To clarify his point, he then read us the following passage from Yeats: “The world is full of magic things/patiently waiting for our senses to grow sharper.”
Silence enveloped his classroom as the twenty-seven of us took it all in. Mr. Crockett began to look benignly at each of us and stopped when he saw that I had suddenly broken into an expansive smile. At that moment, my mind harkened back to those long-ago days in my driveway where Clinker and I had somehow endured the manacles of a playpen with a forbidding name.
“What are you smiling about, Shaun?” Mr. Crockett asked.
“Well, Mr. Crockett, I once lived in Alcatraz, where I was forever pining to escape…but a monkey saved me in the end.”
He glanced at my for a long time, chuckled to himself, and then gave me the best compliment I ever received as a student.
“Now Shaun, that’s something that Sylvia might have said.”
A Postscript: In 2012, when Wellesley High School opened its new multimillion-dollar facility, it rededicated its new student study center, “The Wilbury Crockett Library.” Mr. Crockett’s old door from Room 206 is proudly displayed as a cherished artifact in the new library.
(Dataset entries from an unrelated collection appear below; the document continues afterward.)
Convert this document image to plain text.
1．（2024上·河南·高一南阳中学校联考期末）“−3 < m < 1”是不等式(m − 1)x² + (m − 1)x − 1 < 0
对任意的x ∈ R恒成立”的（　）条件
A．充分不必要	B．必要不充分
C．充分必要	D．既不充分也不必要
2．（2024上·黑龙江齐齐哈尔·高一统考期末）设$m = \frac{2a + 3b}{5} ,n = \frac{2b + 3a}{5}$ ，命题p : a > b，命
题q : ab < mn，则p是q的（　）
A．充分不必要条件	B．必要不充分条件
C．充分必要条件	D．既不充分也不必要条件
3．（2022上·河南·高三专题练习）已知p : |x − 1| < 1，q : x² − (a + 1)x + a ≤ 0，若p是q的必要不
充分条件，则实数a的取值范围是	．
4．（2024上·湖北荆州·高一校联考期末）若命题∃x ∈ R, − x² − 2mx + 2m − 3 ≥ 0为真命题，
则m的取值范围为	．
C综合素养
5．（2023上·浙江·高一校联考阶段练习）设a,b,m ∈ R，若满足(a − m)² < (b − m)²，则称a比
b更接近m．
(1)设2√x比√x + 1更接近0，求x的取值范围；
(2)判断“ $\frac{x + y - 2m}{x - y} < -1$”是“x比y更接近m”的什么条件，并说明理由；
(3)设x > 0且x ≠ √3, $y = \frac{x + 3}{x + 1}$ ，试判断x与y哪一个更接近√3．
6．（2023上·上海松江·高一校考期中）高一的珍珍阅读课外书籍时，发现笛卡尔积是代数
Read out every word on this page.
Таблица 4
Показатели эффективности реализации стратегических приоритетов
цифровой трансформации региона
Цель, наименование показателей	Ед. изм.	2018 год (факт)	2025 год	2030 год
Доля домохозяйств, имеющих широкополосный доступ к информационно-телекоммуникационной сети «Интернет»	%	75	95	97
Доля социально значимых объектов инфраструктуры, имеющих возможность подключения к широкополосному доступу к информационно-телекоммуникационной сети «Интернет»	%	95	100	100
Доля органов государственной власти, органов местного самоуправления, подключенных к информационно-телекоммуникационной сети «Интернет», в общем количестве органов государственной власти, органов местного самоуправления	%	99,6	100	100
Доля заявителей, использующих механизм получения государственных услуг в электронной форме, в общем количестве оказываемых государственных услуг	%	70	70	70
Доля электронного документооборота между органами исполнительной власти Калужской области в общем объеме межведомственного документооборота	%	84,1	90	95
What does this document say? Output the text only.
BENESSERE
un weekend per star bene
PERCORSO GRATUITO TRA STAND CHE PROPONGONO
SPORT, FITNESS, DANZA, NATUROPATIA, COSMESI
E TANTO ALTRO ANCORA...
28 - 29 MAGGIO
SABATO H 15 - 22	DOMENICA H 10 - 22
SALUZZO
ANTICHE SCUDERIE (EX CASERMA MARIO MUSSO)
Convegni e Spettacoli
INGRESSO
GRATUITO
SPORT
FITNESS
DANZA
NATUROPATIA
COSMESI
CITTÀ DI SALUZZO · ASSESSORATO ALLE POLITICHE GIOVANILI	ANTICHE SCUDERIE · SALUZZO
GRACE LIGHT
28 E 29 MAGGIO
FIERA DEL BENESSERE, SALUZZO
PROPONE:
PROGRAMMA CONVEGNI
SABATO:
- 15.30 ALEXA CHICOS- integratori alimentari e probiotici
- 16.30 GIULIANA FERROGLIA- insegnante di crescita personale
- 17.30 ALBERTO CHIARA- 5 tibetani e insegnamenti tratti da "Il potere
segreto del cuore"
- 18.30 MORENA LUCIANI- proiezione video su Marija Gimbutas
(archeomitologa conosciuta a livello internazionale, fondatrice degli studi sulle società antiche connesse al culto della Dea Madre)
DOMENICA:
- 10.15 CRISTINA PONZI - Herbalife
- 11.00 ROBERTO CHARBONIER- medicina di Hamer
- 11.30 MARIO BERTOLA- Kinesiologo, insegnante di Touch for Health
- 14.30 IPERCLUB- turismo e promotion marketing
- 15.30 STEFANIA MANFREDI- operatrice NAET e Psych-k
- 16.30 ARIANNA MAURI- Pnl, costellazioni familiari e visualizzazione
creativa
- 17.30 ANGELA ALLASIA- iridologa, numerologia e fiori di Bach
Adjacent to the door is a plaque honoring Sylvia Plath, lovingly given in her memory by the Class of 1950. In a protected bookcase in front of the library is a copy of The Colossus, Plath’s first major book of poetry, which was published in the fall of 1960. When he received his own signed copy from his former student the year it was first published, Sylvia wrote: “For Mr. Crockett — in whose classroom these poems have root.”
This article was written in memory of both Mr. Crockett (by one of his Crocketteers) – and our dear Sylvia, the Town of Wellesley’s eternal muse.